The Office of Personnel Management ("OPM") denied Buckley's application for a survivor annuity because, under the Civil Service Spouse Equity Act, Pub.L. No. 98-615, 98 Stat. 3195 (1984), as amended by the Federal Employees Benefits Improvement Act, Pub.L. No. 99-251, 100 Stat. 22 (1986), a former spouse was "eligible for this benefit only if no other person is currently receiving or designated to receive a survivor annuity." Letter from Larry Hillwig, Chief of Correspondence and Death Claims Section at OPM, to Buckley (Sept. 12, 1988). Specifically, the Act entitles a former spouse to an annuity if "there is no other person who has been designated to receive a survivor annuity ... by reason of an insurable interest in such employee." Spouse Equity Act, Pub.L. No. 98-615, Sec. 4(b)(4)(A)(ii), codified at 5 U.S.C. Sec. 8341 Note (1988).

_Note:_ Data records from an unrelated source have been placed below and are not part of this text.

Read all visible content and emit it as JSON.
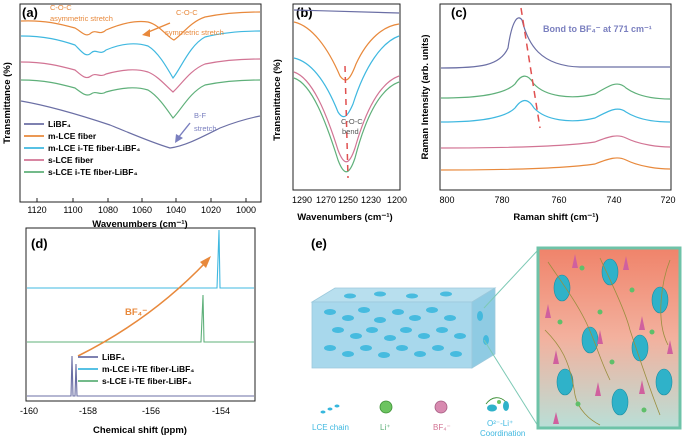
{
  "panels": {
    "a": {
      "label": "(a)",
      "ylabel": "Transmittance (%)",
      "xlabel": "Wavenumbers (cm⁻¹)",
      "xticks": [
        "1120",
        "1100",
        "1080",
        "1060",
        "1040",
        "1020",
        "1000"
      ],
      "annot_coc_asym_1": "C-O-C",
      "annot_coc_asym_2": "asymmetric stretch",
      "annot_coc_sym_1": "C-O-C",
      "annot_coc_sym_2": "symmetric stretch",
      "annot_bf_1": "B-F",
      "annot_bf_2": "stretch",
      "legend": [
        {
          "label": "LiBF₄",
          "color": "#6b6fa5"
        },
        {
          "label": "m-LCE fiber",
          "color": "#e8893c"
        },
        {
          "label": "m-LCE i-TE fiber-LiBF₄",
          "color": "#3fb8e0"
        },
        {
          "label": "s-LCE fiber",
          "color": "#d27494"
        },
        {
          "label": "s-LCE i-TE fiber-LiBF₄",
          "color": "#5fb07a"
        }
      ]
    },
    "b": {
      "label": "(b)",
      "ylabel": "Transmittance (%)",
      "xlabel": "Wavenumbers (cm⁻¹)",
      "xticks": [
        "1290",
        "1270",
        "1250",
        "1230",
        "1200"
      ],
      "annot_1": "C-O-C",
      "annot_2": "bend"
    },
    "c": {
      "label": "(c)",
      "ylabel": "Raman Intensity (arb. units)",
      "xlabel": "Raman shift (cm⁻¹)",
      "xticks": [
        "800",
        "780",
        "760",
        "740",
        "720"
      ],
      "annot": "Bond to BF₄⁻ at 771 cm⁻¹"
    },
    "d": {
      "label": "(d)",
      "xlabel": "Chemical shift (ppm)",
      "xticks": [
        "-160",
        "-158",
        "-156",
        "-154"
      ],
      "annot": "BF₄⁻",
      "legend": [
        {
          "label": "LiBF₄",
          "color": "#6b6fa5"
        },
        {
          "label": "m-LCE i-TE fiber-LiBF₄",
          "color": "#3fb8e0"
        },
        {
          "label": "s-LCE i-TE fiber-LiBF₄",
          "color": "#5fb07a"
        }
      ]
    },
    "e": {
      "label": "(e)",
      "legend": {
        "lce": "LCE chain",
        "li": "Li⁺",
        "bf4": "BF₄⁻",
        "coord_1": "O²⁻-Li⁺",
        "coord_2": "Coordination"
      }
    }
  },
  "colors": {
    "libf4": "#6b6fa5",
    "mlce": "#e8893c",
    "mlce_ite": "#3fb8e0",
    "slce": "#d27494",
    "slce_ite": "#5fb07a",
    "annot_blue": "#7a7fbf",
    "marker_red": "#e05050"
  }
}
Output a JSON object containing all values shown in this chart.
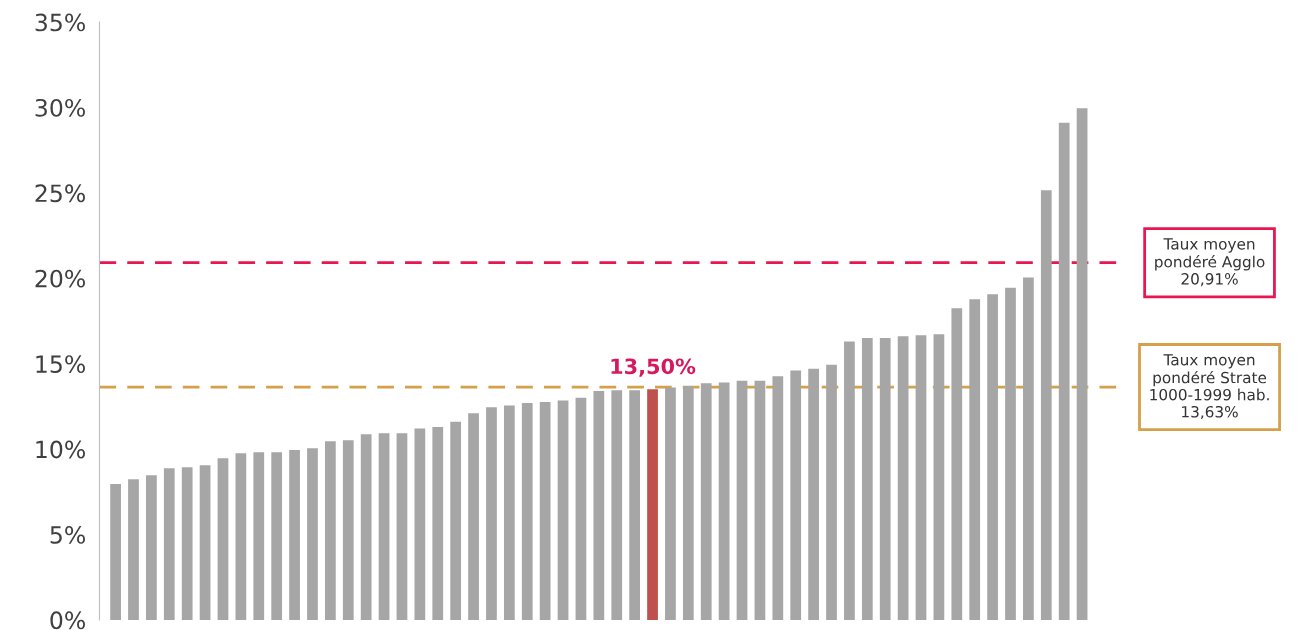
{
  "chart_data": {
    "type": "bar",
    "categories": [
      null,
      null,
      null,
      null,
      null,
      null,
      null,
      null,
      null,
      null,
      null,
      null,
      null,
      null,
      null,
      null,
      null,
      null,
      null,
      null,
      null,
      null,
      null,
      null,
      null,
      null,
      null,
      null,
      null,
      null,
      null,
      null,
      null,
      null,
      null,
      null,
      null,
      null,
      null,
      null,
      null,
      null,
      null,
      null,
      null,
      null,
      null,
      null,
      null,
      null,
      null,
      null,
      null,
      null,
      null
    ],
    "values": [
      7.95,
      8.24,
      8.47,
      8.88,
      8.94,
      9.06,
      9.47,
      9.76,
      9.82,
      9.82,
      9.94,
      10.05,
      10.46,
      10.52,
      10.87,
      10.93,
      10.93,
      11.2,
      11.3,
      11.6,
      12.1,
      12.45,
      12.55,
      12.7,
      12.75,
      12.85,
      13.0,
      13.4,
      13.45,
      13.45,
      13.5,
      13.6,
      13.7,
      13.85,
      13.9,
      14.0,
      14.0,
      14.26,
      14.6,
      14.7,
      14.94,
      16.3,
      16.5,
      16.5,
      16.6,
      16.67,
      16.73,
      18.25,
      18.77,
      19.07,
      19.45,
      20.05,
      25.15,
      29.1,
      29.96
    ],
    "colors": [
      "#a6a6a6",
      "#a6a6a6",
      "#a6a6a6",
      "#a6a6a6",
      "#a6a6a6",
      "#a6a6a6",
      "#a6a6a6",
      "#a6a6a6",
      "#a6a6a6",
      "#a6a6a6",
      "#a6a6a6",
      "#a6a6a6",
      "#a6a6a6",
      "#a6a6a6",
      "#a6a6a6",
      "#a6a6a6",
      "#a6a6a6",
      "#a6a6a6",
      "#a6a6a6",
      "#a6a6a6",
      "#a6a6a6",
      "#a6a6a6",
      "#a6a6a6",
      "#a6a6a6",
      "#a6a6a6",
      "#a6a6a6",
      "#a6a6a6",
      "#a6a6a6",
      "#a6a6a6",
      "#a6a6a6",
      "#c0504d",
      "#a6a6a6",
      "#a6a6a6",
      "#a6a6a6",
      "#a6a6a6",
      "#a6a6a6",
      "#a6a6a6",
      "#a6a6a6",
      "#a6a6a6",
      "#a6a6a6",
      "#a6a6a6",
      "#a6a6a6",
      "#a6a6a6",
      "#a6a6a6",
      "#a6a6a6",
      "#a6a6a6",
      "#a6a6a6",
      "#a6a6a6",
      "#a6a6a6",
      "#a6a6a6",
      "#a6a6a6",
      "#a6a6a6",
      "#a6a6a6",
      "#a6a6a6",
      "#a6a6a6"
    ],
    "value_labels": [
      null,
      null,
      null,
      null,
      null,
      null,
      null,
      null,
      null,
      null,
      null,
      null,
      null,
      null,
      null,
      null,
      null,
      null,
      null,
      null,
      null,
      null,
      null,
      null,
      null,
      null,
      null,
      null,
      null,
      null,
      "13,50%",
      null,
      null,
      null,
      null,
      null,
      null,
      null,
      null,
      null,
      null,
      null,
      null,
      null,
      null,
      null,
      null,
      null,
      null,
      null,
      null,
      null,
      null,
      null,
      null
    ],
    "ylim": [
      0,
      35
    ],
    "yticks": [
      {
        "value": 0,
        "label": "0%"
      },
      {
        "value": 5,
        "label": "5%"
      },
      {
        "value": 10,
        "label": "10%"
      },
      {
        "value": 15,
        "label": "15%"
      },
      {
        "value": 20,
        "label": "20%"
      },
      {
        "value": 25,
        "label": "25%"
      },
      {
        "value": 30,
        "label": "30%"
      },
      {
        "value": 35,
        "label": "35%"
      }
    ],
    "grid": false,
    "ref_lines": [
      {
        "axis": "y",
        "value": 20.91,
        "label": "Taux moyen\npondéré Agglo\n20,91%",
        "color": "#e8174f",
        "line_style": "dashed"
      },
      {
        "axis": "y",
        "value": 13.63,
        "label": "Taux moyen\npondéré Strate\n1000-1999 hab.\n13,63%",
        "color": "#d4a04a",
        "line_style": "dashed"
      }
    ]
  }
}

The record demonstrates that Buckley's former spouse designated his current spouse as the recipient of any survivor annuity upon his retirement. Upon reconsideration, OPM reiterated its decision that she failed to qualify "[s]ince there is currently another person, his wife, designated to receive a survivor annuity." OPM cited 5 C.F.R. Sec. 831.622(a)(2)(v) (1988), promulgated pursuant to the Civil Service Spouse Equity Act and the Federal Employees Benefits Improvement Act, which makes a former spouse ineligible for a survivor annuity if a "current spouse, other former spouse, or insurable interest designee is receiving or has been designated to receive a survivor annuity based on the service of the employee, Member, or retiree." On appeal, the Board affirmed the final denial of Buckley's application because she was ineligible under 5 C.F.R. Sec. 831.622(a)(2)(v), stating that "her former spouse has designated his current spouse to receive a survivor annuity." Opinion and Order at 6.

4

In her petition for review, Buckley contends that we should make a "fairer and more equitable" mathematical allotment of her former spouse's survivor annuity, since the reduction in income to pay for the annuity was shared by her for nearly 23 years of marriage in contrast to the current spouse, who shared that reduction for a much shorter period of time. She also notes that since her former spouse was employed by the federal government throughout their marriage, she is ineligible for Social Security benefits.

5

There is appeal in the inequity of Buckley's position, but we are bound by the statute. Certainly, in providing or modifying financial benefits, Congress must draw lines that in particular circumstances may appear unfair. U.S. Railroad Retirement Bd. v. Fritz, 449 U.S. 166, 175 (1980) (quoting Dandridge v. Williams, 397 U.S. 471, 485-86 (1969) (economics or social welfare legislation does not violate equal protection when it draws imperfect classifications, if the classifications have some rational basis)). Here, the statute prohibits OPM from paying a survivor annuity to a former spouse, divorced before 1978, when the Civil Service employee has designated his current spouse to receive that annuity. Although we may recognize the financial principle that a part of the annuity may have been indirectly derived from Buckley's marital property, the remedy is not with us but with Congress. We affirm the denial of Buckley's application for a survivor annuity.